Sep 101968
 
four reels

In the future of 1988, archbishop and political prisoner Kiril Lakota (Anthony Quinn) is finally freed from a Siberian labor camp by a deal made between Premier Piotr Ilyich Kamenev (Laurence Olivier) and the Vatican. During his first meeting with The Pope (John Gielgud), he is made a Cardinal, an honor he did not want. He also becomes acquainted with elderly Cardinal Leone (Leo McKern), who represents orthodoxy, and befriends sick Fr. David Telemond (Oskar Werner), who represents radical change. These are dangerous times as famine is pushing China to attack its neighbors, and the US and Soviet Union are looking at a nuclear response. And then the Pope dies, which is announced by news reporter George Faber (David Janssen).

People forget—I forget—that this is a science fiction film, at least lightly so. It’s set in the then future and involves political shifts in the world. It was also one of the last of the road show pictures. It’s 162 minutes, and has an intro and intermission. Critics are rightly harsh on its significant flaws, particularly that length, the unnecessary reporter and his subplot that goes nowhere, excessively long discussions of Telemond’s views, and a focus on pomp and circumstance over plot.

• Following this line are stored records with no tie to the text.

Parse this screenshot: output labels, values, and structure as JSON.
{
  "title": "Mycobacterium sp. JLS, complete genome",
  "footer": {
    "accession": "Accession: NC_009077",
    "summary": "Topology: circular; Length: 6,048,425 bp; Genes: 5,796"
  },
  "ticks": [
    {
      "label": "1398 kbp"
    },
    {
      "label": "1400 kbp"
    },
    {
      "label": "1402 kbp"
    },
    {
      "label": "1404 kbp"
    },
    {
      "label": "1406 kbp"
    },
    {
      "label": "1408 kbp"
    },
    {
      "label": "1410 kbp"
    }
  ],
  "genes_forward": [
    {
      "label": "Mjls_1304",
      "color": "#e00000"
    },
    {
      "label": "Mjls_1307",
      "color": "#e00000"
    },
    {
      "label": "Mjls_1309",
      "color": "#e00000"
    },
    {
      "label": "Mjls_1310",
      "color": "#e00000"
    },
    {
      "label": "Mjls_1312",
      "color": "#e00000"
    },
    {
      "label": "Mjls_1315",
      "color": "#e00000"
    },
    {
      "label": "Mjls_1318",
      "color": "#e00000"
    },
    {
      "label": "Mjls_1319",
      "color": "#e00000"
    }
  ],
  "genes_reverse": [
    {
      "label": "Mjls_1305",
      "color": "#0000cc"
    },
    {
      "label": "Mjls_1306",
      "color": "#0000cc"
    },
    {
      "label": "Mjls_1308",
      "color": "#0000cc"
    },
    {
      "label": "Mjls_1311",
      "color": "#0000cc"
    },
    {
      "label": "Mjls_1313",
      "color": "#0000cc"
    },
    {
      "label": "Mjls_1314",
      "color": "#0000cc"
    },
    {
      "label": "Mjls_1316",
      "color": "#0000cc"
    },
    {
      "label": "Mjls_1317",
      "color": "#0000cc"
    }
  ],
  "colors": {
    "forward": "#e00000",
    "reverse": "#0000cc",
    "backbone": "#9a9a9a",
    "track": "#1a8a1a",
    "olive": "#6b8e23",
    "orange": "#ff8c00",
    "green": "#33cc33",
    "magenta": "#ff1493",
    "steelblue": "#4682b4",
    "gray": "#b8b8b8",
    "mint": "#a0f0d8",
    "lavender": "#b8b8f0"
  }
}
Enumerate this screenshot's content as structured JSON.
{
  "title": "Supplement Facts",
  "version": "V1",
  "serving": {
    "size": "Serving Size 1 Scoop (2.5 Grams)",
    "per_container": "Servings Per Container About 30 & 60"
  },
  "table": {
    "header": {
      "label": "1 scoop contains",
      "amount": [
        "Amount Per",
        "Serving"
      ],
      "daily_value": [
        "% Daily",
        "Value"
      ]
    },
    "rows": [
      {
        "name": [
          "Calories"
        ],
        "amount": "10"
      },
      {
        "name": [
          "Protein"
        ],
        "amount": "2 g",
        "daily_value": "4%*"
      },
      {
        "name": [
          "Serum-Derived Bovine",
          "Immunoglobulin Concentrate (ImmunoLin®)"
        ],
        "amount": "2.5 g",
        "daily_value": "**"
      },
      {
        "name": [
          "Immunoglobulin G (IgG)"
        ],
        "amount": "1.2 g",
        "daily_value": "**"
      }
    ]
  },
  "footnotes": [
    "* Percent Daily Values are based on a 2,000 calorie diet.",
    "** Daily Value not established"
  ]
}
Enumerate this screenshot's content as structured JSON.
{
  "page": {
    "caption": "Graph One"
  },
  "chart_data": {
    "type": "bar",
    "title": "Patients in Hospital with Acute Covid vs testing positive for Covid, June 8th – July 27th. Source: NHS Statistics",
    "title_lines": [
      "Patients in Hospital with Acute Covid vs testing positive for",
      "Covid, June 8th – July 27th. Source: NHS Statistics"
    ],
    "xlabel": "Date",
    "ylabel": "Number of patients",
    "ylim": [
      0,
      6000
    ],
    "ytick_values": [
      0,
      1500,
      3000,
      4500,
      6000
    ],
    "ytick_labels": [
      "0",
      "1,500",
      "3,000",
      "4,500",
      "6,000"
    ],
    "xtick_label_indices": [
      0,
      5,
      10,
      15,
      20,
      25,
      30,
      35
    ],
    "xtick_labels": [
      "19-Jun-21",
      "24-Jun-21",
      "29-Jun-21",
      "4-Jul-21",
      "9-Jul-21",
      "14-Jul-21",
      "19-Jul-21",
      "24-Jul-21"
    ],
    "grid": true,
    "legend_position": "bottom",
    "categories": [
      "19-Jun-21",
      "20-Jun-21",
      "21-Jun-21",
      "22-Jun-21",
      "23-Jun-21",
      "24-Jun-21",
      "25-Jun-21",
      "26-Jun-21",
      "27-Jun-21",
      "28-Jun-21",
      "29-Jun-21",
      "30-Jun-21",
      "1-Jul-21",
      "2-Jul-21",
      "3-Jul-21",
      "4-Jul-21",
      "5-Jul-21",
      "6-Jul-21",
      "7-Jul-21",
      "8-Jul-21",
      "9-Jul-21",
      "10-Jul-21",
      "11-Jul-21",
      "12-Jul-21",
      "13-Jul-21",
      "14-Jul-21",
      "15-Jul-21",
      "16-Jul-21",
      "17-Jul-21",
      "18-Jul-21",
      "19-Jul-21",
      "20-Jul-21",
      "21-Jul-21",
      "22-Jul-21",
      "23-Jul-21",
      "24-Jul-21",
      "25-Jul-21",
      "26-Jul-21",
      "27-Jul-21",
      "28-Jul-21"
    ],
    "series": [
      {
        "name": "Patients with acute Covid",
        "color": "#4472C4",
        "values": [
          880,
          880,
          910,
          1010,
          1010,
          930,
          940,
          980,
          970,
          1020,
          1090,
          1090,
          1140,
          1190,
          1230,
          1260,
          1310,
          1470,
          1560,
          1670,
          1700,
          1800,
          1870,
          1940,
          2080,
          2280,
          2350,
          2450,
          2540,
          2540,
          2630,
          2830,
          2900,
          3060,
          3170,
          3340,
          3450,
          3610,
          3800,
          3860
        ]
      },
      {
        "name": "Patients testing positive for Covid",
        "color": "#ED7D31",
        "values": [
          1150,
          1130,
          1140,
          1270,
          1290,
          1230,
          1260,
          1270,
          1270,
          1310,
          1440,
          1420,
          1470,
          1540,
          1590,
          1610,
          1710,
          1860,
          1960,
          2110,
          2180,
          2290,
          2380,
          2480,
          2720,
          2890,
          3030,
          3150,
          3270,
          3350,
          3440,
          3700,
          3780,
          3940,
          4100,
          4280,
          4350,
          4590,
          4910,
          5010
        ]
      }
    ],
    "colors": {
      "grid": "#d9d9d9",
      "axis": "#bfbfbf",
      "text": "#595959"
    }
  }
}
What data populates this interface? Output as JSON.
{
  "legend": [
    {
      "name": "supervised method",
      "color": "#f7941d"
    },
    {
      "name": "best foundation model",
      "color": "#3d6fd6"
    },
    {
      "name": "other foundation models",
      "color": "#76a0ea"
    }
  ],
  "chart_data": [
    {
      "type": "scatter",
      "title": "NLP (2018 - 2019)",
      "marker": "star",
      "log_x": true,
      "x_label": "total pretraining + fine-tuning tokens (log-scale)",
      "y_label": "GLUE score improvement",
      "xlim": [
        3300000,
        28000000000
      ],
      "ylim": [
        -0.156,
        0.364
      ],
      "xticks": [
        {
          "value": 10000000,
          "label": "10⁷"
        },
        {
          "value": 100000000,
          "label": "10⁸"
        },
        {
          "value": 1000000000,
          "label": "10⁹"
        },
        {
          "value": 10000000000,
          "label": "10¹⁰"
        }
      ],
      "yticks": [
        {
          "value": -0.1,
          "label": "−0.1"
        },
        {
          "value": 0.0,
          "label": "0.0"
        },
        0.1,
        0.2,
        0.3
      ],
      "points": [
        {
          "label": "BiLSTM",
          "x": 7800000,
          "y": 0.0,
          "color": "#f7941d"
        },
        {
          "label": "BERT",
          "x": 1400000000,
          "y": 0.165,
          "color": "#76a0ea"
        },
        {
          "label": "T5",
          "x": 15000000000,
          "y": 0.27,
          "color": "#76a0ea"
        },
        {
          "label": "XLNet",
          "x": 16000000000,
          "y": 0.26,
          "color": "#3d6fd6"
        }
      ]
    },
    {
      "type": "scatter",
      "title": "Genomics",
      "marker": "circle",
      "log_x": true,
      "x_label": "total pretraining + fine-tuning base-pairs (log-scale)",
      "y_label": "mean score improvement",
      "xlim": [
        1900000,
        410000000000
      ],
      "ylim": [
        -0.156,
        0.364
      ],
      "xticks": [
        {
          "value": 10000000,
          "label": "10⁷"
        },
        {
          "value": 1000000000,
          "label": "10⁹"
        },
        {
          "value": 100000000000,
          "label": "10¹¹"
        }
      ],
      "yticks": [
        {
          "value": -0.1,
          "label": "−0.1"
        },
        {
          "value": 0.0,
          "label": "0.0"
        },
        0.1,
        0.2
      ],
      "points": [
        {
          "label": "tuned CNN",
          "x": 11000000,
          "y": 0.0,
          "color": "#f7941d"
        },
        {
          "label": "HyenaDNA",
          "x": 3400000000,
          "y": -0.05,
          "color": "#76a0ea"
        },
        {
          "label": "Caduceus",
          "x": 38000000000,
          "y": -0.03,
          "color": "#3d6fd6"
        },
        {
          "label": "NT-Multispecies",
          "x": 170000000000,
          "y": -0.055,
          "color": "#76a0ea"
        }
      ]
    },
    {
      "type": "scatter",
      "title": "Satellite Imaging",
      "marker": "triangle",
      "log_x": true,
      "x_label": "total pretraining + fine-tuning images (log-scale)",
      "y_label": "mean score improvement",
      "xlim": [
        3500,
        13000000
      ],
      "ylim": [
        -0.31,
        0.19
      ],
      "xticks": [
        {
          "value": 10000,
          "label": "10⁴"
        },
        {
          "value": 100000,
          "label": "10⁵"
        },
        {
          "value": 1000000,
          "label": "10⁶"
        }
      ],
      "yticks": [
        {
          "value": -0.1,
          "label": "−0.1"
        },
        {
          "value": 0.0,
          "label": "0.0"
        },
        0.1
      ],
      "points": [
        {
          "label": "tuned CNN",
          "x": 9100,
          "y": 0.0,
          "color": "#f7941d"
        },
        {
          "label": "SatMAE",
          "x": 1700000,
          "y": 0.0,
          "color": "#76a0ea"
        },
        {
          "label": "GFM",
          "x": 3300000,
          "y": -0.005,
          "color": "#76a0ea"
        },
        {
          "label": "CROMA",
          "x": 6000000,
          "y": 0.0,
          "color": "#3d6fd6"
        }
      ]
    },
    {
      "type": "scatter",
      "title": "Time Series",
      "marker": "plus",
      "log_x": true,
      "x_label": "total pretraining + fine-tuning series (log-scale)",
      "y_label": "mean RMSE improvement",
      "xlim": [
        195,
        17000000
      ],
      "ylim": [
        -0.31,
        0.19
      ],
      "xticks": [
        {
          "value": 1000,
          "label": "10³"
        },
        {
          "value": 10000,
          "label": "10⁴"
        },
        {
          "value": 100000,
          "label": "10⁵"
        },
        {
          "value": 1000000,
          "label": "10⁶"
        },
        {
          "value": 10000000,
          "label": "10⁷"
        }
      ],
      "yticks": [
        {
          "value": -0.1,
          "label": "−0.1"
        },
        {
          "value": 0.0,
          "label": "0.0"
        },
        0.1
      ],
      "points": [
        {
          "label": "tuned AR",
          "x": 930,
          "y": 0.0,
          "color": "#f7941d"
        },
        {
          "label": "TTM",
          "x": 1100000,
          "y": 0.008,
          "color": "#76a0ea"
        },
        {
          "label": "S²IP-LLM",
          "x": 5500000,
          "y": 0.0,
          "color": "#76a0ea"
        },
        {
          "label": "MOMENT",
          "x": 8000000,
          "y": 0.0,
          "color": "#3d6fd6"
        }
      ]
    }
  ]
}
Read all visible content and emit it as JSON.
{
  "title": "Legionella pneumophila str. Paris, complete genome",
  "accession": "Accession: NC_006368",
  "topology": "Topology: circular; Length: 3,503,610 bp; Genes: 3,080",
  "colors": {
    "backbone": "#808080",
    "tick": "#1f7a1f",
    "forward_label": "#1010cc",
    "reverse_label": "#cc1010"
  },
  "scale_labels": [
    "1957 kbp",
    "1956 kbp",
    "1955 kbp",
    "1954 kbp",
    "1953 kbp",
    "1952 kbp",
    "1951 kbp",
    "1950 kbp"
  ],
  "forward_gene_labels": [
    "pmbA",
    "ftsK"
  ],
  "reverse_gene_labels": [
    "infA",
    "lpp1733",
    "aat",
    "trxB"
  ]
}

All of that is fair. Yet I love this film. Yes, it’s long, but it doesn’t feel it and sweeps me along. Yes, the reporter serves little purpose, but he doesn’t get in the way, and the scene with his wife meeting Kiril is excellent. Yes, it goes into a lot of detail on Telemond’s philosophy, but that allows me to become more emotionally invested with his trials. And yes, it’s filled with grand ceremony, but that’s the point. This is an epic film, not of action but of sumptuous pageantry. Perhaps the movie was made for me, a person brought up with Catholicism but who doesn’t dwell on it day-to-day. At times The Shoes of the Fisherman plays like a documentary on the election of popes, but shot so much more gloriously than any doc could manage. And sticking it in a sci-fi global frame gives a feeling of importance to all the scenes of grandiose architecture and magnificent wardrobes.

It’s been suggested that the film is a wishful fantasy, one in which the Church has unrealistic power to save the world, or let it die. Perhaps, but films are often wishful fantasies, and few are this sumptuous while having a very human core.

Anthony Quinn makes for a thoughtful, reserved lead. As a Mexican actor in the 1960s, he was given all the best non-American parts, so he played Arabs, Frenchmen, Eskimos, Greeks (a lot of Greeks), Spaniards, Romanians, Italians, and Mongols. He isn’t particularly believable as a Russian, but he doesn’t need to be in a film with Gielgud as an Italian pope. He does get across that Kiril is a man who doesn’t fit in with his surroundings, and that’s all that’s needed.

I can’t say that The Shoes of the Fisherman is a great film in whatever objective sense films are rated, but it is a great film for me.